The report identifies major non-compliance with three of the eight standards against which performance was measured – safeguarding and child protection, assessment and approval of relative foster carers and reviews of foster carers.
The Donegal foster-care service had a total of 132 foster care households, with 111 general foster care households and 21 foster care households with relatives.
The inspection report, published by Hiqa on Tuesday into foster care services in Donegal, found there was good practice in the area of allocating social workers. Assessments of prospective foster carers in Donegal were comprehensive, detailed and of good quality; however, they were not always timely.
It noted that mechanisms of oversight and monitoring of preliminary checks were not adequate, as not all the preliminary checks had been completed as required by regulations where children were placed in an emergency foster care.

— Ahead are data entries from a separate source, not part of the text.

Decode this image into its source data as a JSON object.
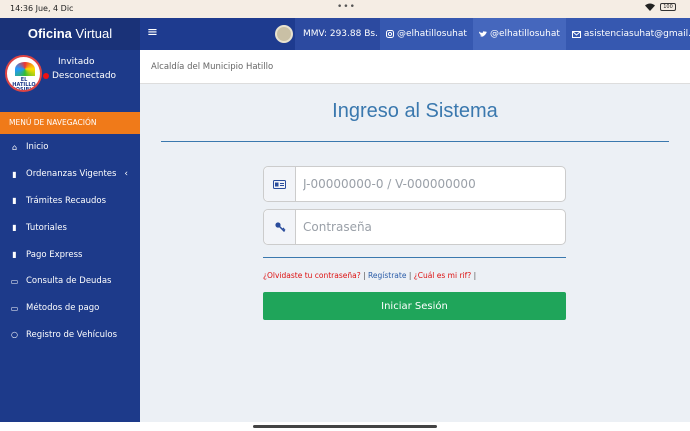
{
  "statusbar": {
    "time": "14:36  Jue, 4 Dic",
    "dots": "•••",
    "battery": "100"
  },
  "topbar": {
    "brand_a": "Oficina",
    "brand_b": "Virtual",
    "menu_icon": "hamburger-icon",
    "mmv": "MMV: 293.88 Bs.",
    "instagram": "@elhatillosuhat",
    "twitter": "@elhatillosuhat",
    "email": "asistenciasuhat@gmail.com"
  },
  "user": {
    "name": "Invitado",
    "status": "Desconectado",
    "logo_text": "EL HATILLO POSIBLE"
  },
  "nav": {
    "header": "MENÚ DE NAVEGACIÓN",
    "items": [
      {
        "icon": "home-icon",
        "label": "Inicio"
      },
      {
        "icon": "file-icon",
        "label": "Ordenanzas Vigentes",
        "has_chevron": true
      },
      {
        "icon": "file-icon",
        "label": "Trámites Recaudos"
      },
      {
        "icon": "file-icon",
        "label": "Tutoriales"
      },
      {
        "icon": "file-icon",
        "label": "Pago Express"
      },
      {
        "icon": "money-icon",
        "label": "Consulta de Deudas"
      },
      {
        "icon": "money-icon",
        "label": "Métodos de pago"
      },
      {
        "icon": "circle-icon",
        "label": "Registro de Vehículos"
      }
    ]
  },
  "main": {
    "breadcrumb": "Alcaldía del Municipio Hatillo",
    "title": "Ingreso al Sistema",
    "id_placeholder": "J-00000000-0 / V-000000000",
    "password_placeholder": "Contraseña",
    "forgot": "¿Olvidaste tu contraseña?",
    "sep1": " | ",
    "register": "Regístrate",
    "sep2": " | ",
    "rif": "¿Cuál es mi rif?",
    "sep3": " |",
    "submit": "Iniciar Sesión"
  },
  "colors": {
    "primary": "#1d3a8a",
    "accent": "#f07a19",
    "success": "#1fa55a",
    "title": "#3a78ae"
  }
}
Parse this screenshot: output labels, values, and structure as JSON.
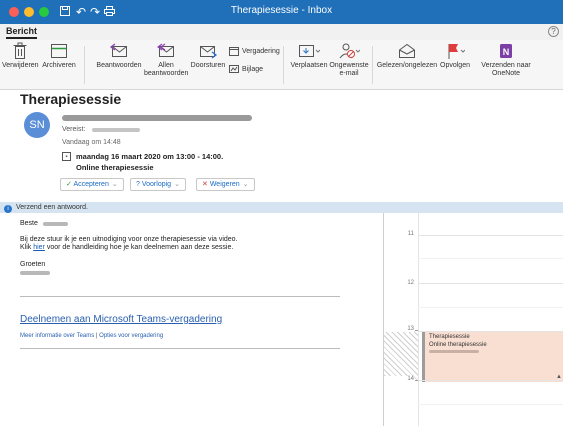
{
  "window": {
    "title": "Therapiesessie - Inbox"
  },
  "tabs": {
    "active": "Bericht"
  },
  "ribbon": {
    "delete": "Verwijderen",
    "archive": "Archiveren",
    "reply": "Beantwoorden",
    "reply_all": "Allen beantwoorden",
    "forward": "Doorsturen",
    "meeting": "Vergadering",
    "attachment": "Bijlage",
    "move": "Verplaatsen",
    "junk": "Ongewenste e-mail",
    "read_unread": "Gelezen/ongelezen",
    "follow_up": "Opvolgen",
    "onenote": "Verzenden naar OneNote"
  },
  "message": {
    "subject": "Therapiesessie",
    "avatar_initials": "SN",
    "required_label": "Vereist:",
    "time": "Vandaag om 14:48",
    "meeting_date": "maandag 16 maart 2020 om 13:00 - 14:00.",
    "meeting_location": "Online therapiesessie",
    "accept": "Accepteren",
    "tentative": "Voorlopig",
    "decline": "Weigeren"
  },
  "infobar": {
    "text": "Verzend een antwoord."
  },
  "body": {
    "greeting": "Beste",
    "line1": "Bij deze stuur ik je een uitnodiging voor onze therapiesessie via video.",
    "line2_pre": "Klik ",
    "line2_link": "hier",
    "line2_post": " voor de handleiding hoe je kan deelnemen aan deze sessie.",
    "closing": "Groeten",
    "teams_link": "Deelnemen aan Microsoft Teams-vergadering",
    "teams_more": "Meer informatie over Teams",
    "teams_sep": " | ",
    "teams_options": "Opties voor vergadering"
  },
  "calendar": {
    "hours": [
      "11",
      "12",
      "13",
      "14"
    ],
    "event_title": "Therapiesessie",
    "event_location": "Online therapiesessie"
  }
}
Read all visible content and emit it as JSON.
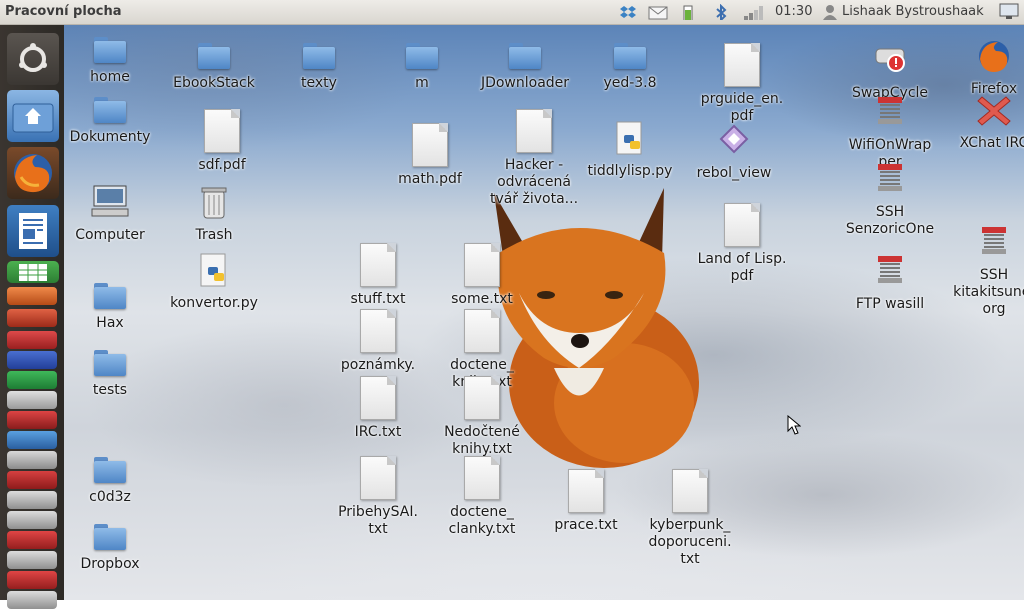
{
  "panel": {
    "title": "Pracovní plocha",
    "clock": "01:30",
    "user": "Lishaak Bystroushaak",
    "indicators": [
      "dropbox-icon",
      "mail-icon",
      "battery-icon",
      "bluetooth-icon",
      "signal-icon",
      "user-icon",
      "display-icon"
    ]
  },
  "launcher": {
    "items": [
      "ubuntu-logo-icon",
      "home-folder-icon",
      "firefox-icon",
      "writer-icon",
      "calc-icon",
      "app-stack"
    ]
  },
  "desktop": {
    "icons": [
      {
        "label": "home",
        "type": "folder-home"
      },
      {
        "label": "Dokumenty",
        "type": "folder"
      },
      {
        "label": "Computer",
        "type": "computer"
      },
      {
        "label": "Hax",
        "type": "folder"
      },
      {
        "label": "tests",
        "type": "folder"
      },
      {
        "label": "c0d3z",
        "type": "folder"
      },
      {
        "label": "Dropbox",
        "type": "folder"
      },
      {
        "label": "EbookStack",
        "type": "folder"
      },
      {
        "label": "sdf.pdf",
        "type": "doc"
      },
      {
        "label": "Trash",
        "type": "trash"
      },
      {
        "label": "konvertor.py",
        "type": "python"
      },
      {
        "label": "texty",
        "type": "folder"
      },
      {
        "label": "stuff.txt",
        "type": "doc"
      },
      {
        "label": "poznámky.",
        "type": "doc"
      },
      {
        "label": "IRC.txt",
        "type": "doc"
      },
      {
        "label": "PribehySAI.\ntxt",
        "type": "doc"
      },
      {
        "label": "m",
        "type": "folder"
      },
      {
        "label": "math.pdf",
        "type": "doc"
      },
      {
        "label": "some.txt",
        "type": "doc"
      },
      {
        "label": "doctene_\nknihy.txt",
        "type": "doc"
      },
      {
        "label": "Nedočtené\nknihy.txt",
        "type": "doc"
      },
      {
        "label": "doctene_\nclanky.txt",
        "type": "doc"
      },
      {
        "label": "JDownloader",
        "type": "folder"
      },
      {
        "label": "Hacker -\nodvrácená\ntvář života...",
        "type": "doc"
      },
      {
        "label": "yed-3.8",
        "type": "folder"
      },
      {
        "label": "tiddlylisp.py",
        "type": "python"
      },
      {
        "label": "prace.txt",
        "type": "doc"
      },
      {
        "label": "prguide_en.\npdf",
        "type": "doc"
      },
      {
        "label": "rebol_view",
        "type": "rebol"
      },
      {
        "label": "Land of Lisp.\npdf",
        "type": "doc"
      },
      {
        "label": "kyberpunk_\ndoporuceni.\ntxt",
        "type": "doc"
      },
      {
        "label": "SwapCycle",
        "type": "swap"
      },
      {
        "label": "WifiOnWrap\nper",
        "type": "spring"
      },
      {
        "label": "SSH\nSenzoricOne",
        "type": "spring"
      },
      {
        "label": "FTP wasill",
        "type": "spring"
      },
      {
        "label": "Firefox",
        "type": "firefox"
      },
      {
        "label": "XChat IRC",
        "type": "xchat"
      },
      {
        "label": "SSH\nkitakitsune.\norg",
        "type": "spring"
      }
    ]
  },
  "colors": {
    "panel_bg": "#dcd9d2",
    "launcher_bg": "#332f2b",
    "folder": "#5f91cc",
    "firefox": "#e86a17"
  }
}
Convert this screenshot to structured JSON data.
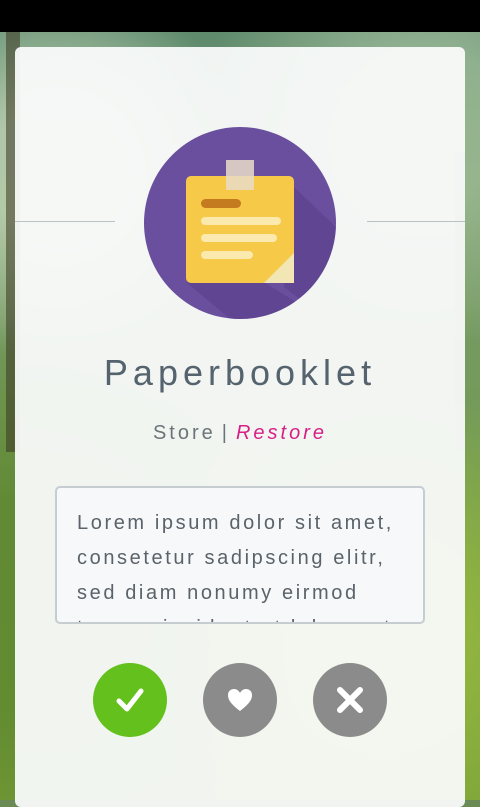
{
  "app": {
    "name": "Paperbooklet",
    "store_label": "Store",
    "separator": "|",
    "restore_label": "Restore",
    "description": "Lorem ipsum dolor sit amet, consetetur sadipscing elitr, sed diam nonumy eirmod tempor invidunt ut labore et dolore magna aliquyam erat"
  },
  "icons": {
    "app_icon": "sticky-note-icon",
    "accept": "checkmark-icon",
    "favorite": "heart-icon",
    "reject": "close-icon"
  },
  "colors": {
    "accent": "#d81f86",
    "accept": "#64c01c",
    "neutral_button": "#8b8b8b",
    "icon_circle": "#6a4f9e",
    "note": "#f7c948"
  }
}
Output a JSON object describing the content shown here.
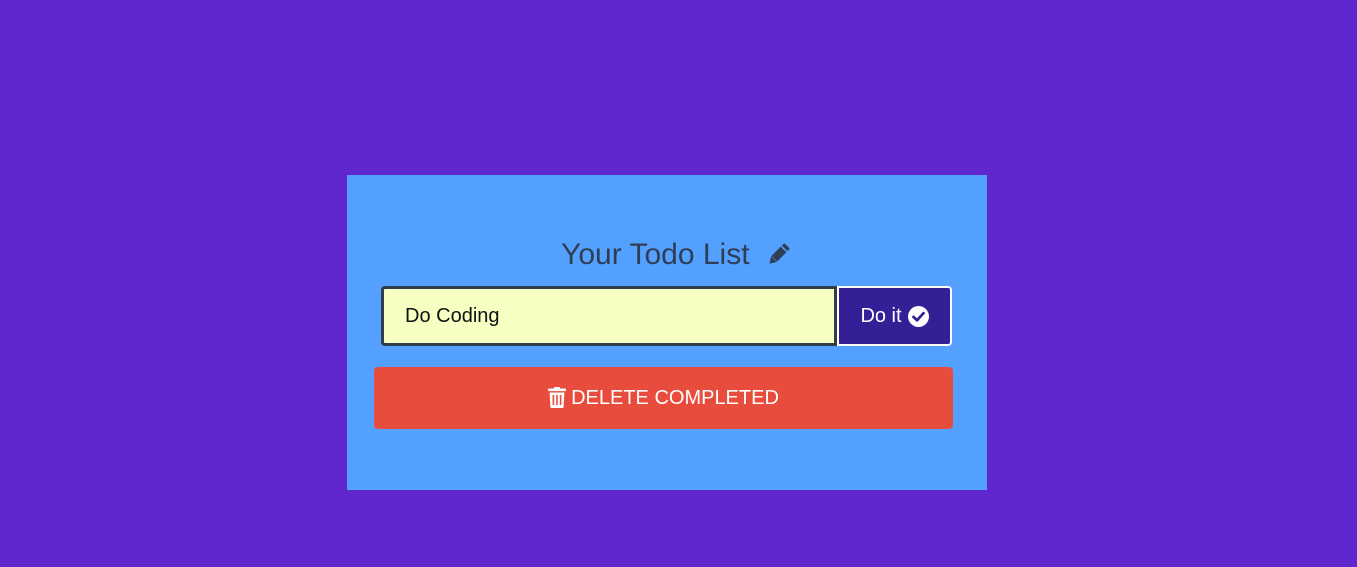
{
  "colors": {
    "page_background": "#5f27cd",
    "card_background": "#54a0ff",
    "input_background": "#f8ffc3",
    "submit_button": "#341f97",
    "delete_button": "#e74c3c",
    "title_text": "#2f3e55"
  },
  "header": {
    "title": "Your Todo List",
    "icon": "pencil-icon"
  },
  "todo_form": {
    "input_value": "Do Coding",
    "submit_label": "Do it",
    "submit_icon": "check-circle-icon"
  },
  "actions": {
    "delete_completed_label": "DELETE COMPLETED",
    "delete_icon": "trash-icon"
  }
}
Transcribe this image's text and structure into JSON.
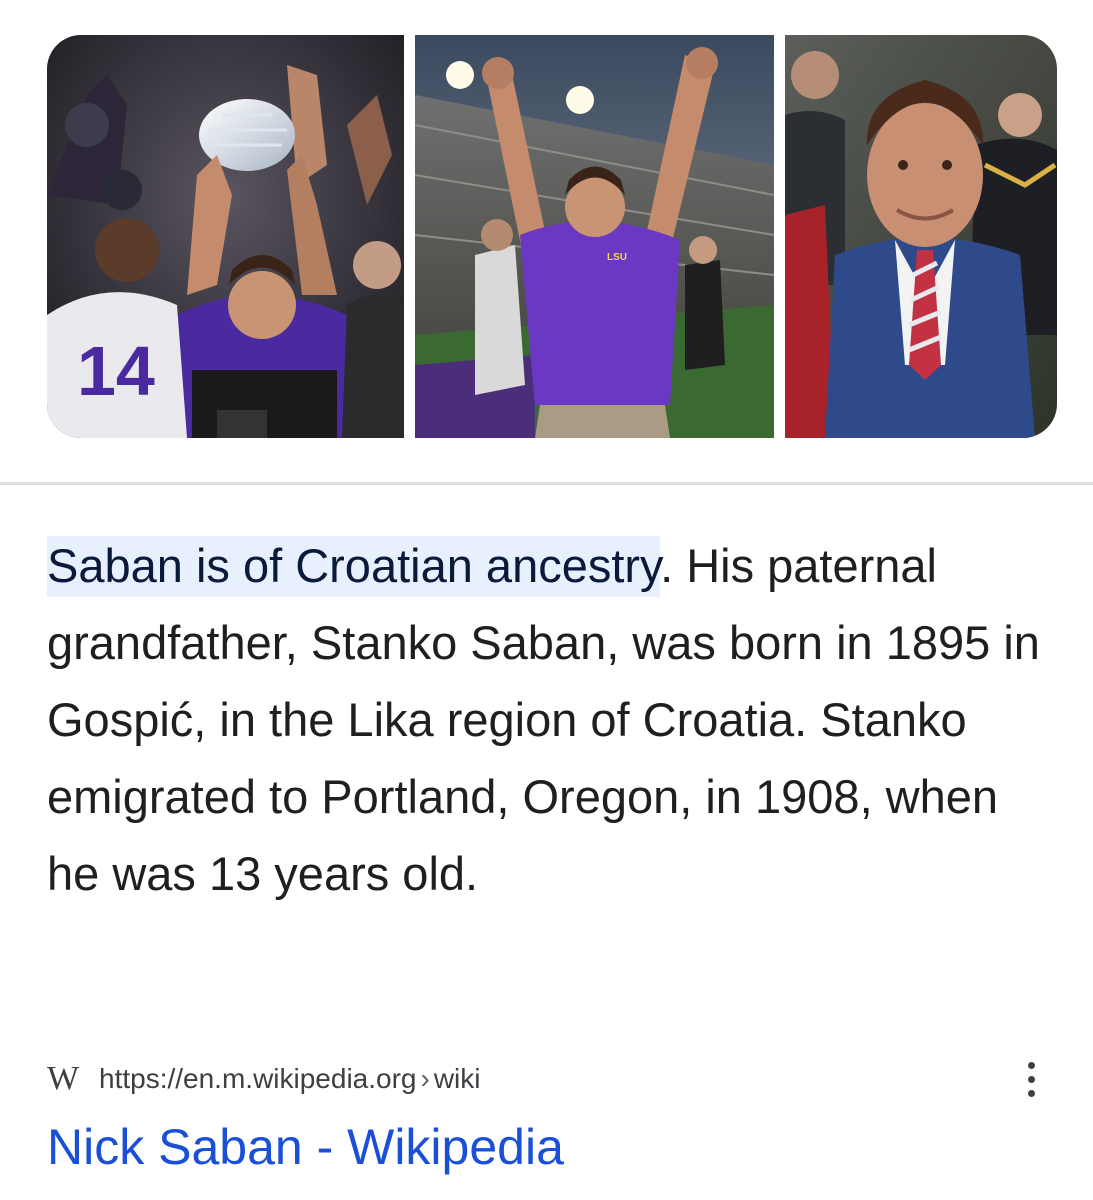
{
  "images": [
    {
      "name": "trophy-celebration-photo",
      "jersey_number": "14"
    },
    {
      "name": "stadium-arms-raised-photo",
      "shirt_text": "LSU"
    },
    {
      "name": "portrait-suit-photo"
    }
  ],
  "snippet": {
    "highlight": "Saban is of Croatian ancestry",
    "rest": ". His paternal grandfather, Stanko Saban, was born in 1895 in Gospić, in the Lika region of Croatia. Stanko emigrated to Portland, Oregon, in 1908, when he was 13 years old."
  },
  "source": {
    "logo_text": "W",
    "domain": "https://en.m.wikipedia.org",
    "separator": "›",
    "path": "wiki"
  },
  "result": {
    "title": "Nick Saban - Wikipedia"
  },
  "colors": {
    "link_blue": "#1a4fd8",
    "highlight_bg": "#e8effd",
    "divider": "#dadce0"
  }
}
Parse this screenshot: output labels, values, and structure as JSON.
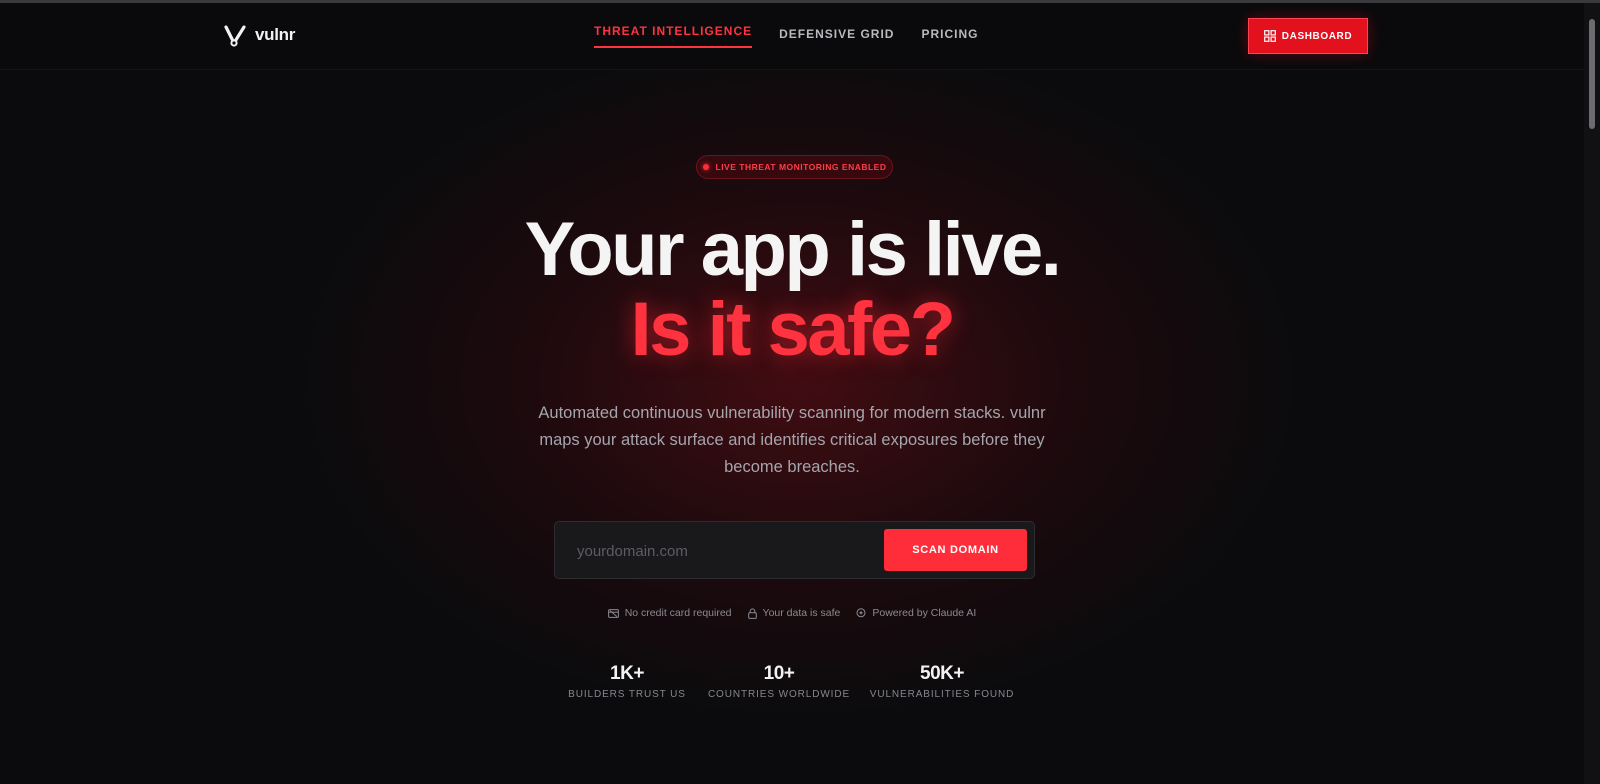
{
  "nav": {
    "brand": "vulnr",
    "links": [
      {
        "label": "THREAT INTELLIGENCE"
      },
      {
        "label": "DEFENSIVE GRID"
      },
      {
        "label": "PRICING"
      }
    ],
    "dashboard_label": "DASHBOARD"
  },
  "hero": {
    "badge": "LIVE THREAT MONITORING ENABLED",
    "headline_line1": "Your app is live.",
    "headline_line2": "Is it safe?",
    "subtext": "Automated continuous vulnerability scanning for modern stacks. vulnr maps your attack surface and identifies critical exposures before they become breaches.",
    "input_placeholder": "yourdomain.com",
    "scan_label": "SCAN DOMAIN"
  },
  "trust": [
    {
      "icon": "credit-card-icon",
      "label": "No credit card required"
    },
    {
      "icon": "lock-icon",
      "label": "Your data is safe"
    },
    {
      "icon": "sparkle-icon",
      "label": "Powered by Claude AI"
    }
  ],
  "stats": [
    {
      "value": "1K+",
      "label": "BUILDERS TRUST US"
    },
    {
      "value": "10+",
      "label": "COUNTRIES WORLDWIDE"
    },
    {
      "value": "50K+",
      "label": "VULNERABILITIES FOUND"
    }
  ],
  "colors": {
    "accent": "#ff3340",
    "button": "#e3101d",
    "background": "#0b0b0d"
  }
}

It said there was a lack of oversight of the implementation of risk management plans which had been developed in response to risks identified within placements.
Not all adults who had significant contact with children in placements had the necessary Garda vetting.
Foster care review
It also found 82 per cent of foster carers in Donegal did not have a foster care review completed to show their capacity to provide good quality care to children.
Tusla’s service director for the West Region, Dr Aisling Gillen, said while the report found non-compliance in a number of areas including Garda vetting, she had received assurances steps were being taken to clear backlogs in these areas.
Dr Gillen said Hiqa highlighted that “there were examples of very good practice in Donegal” and had acknowledged Tusla’s work in addressing areas of concern.
Responding to the report, the Irish Society for the Prevention of Cruelty to Children (ISPCC) said it will seek clarification from Tusla and the Minister for Children on how recommended changes to practices and procedures in foster care services are being implemented.
ISPCC Director of Policy Cliodhna O’Neill said foster care is the backbone of the care system in Ireland with over 6,100 children are in foster care.
“In order to best protect the welfare of children, particularly those who may be vulnerable, it is essential that foster care services are effectively resourced and that carers are Garda vetted and provided with best-quality supervision and support to ensure they can continue to provide safe care to children who require it.”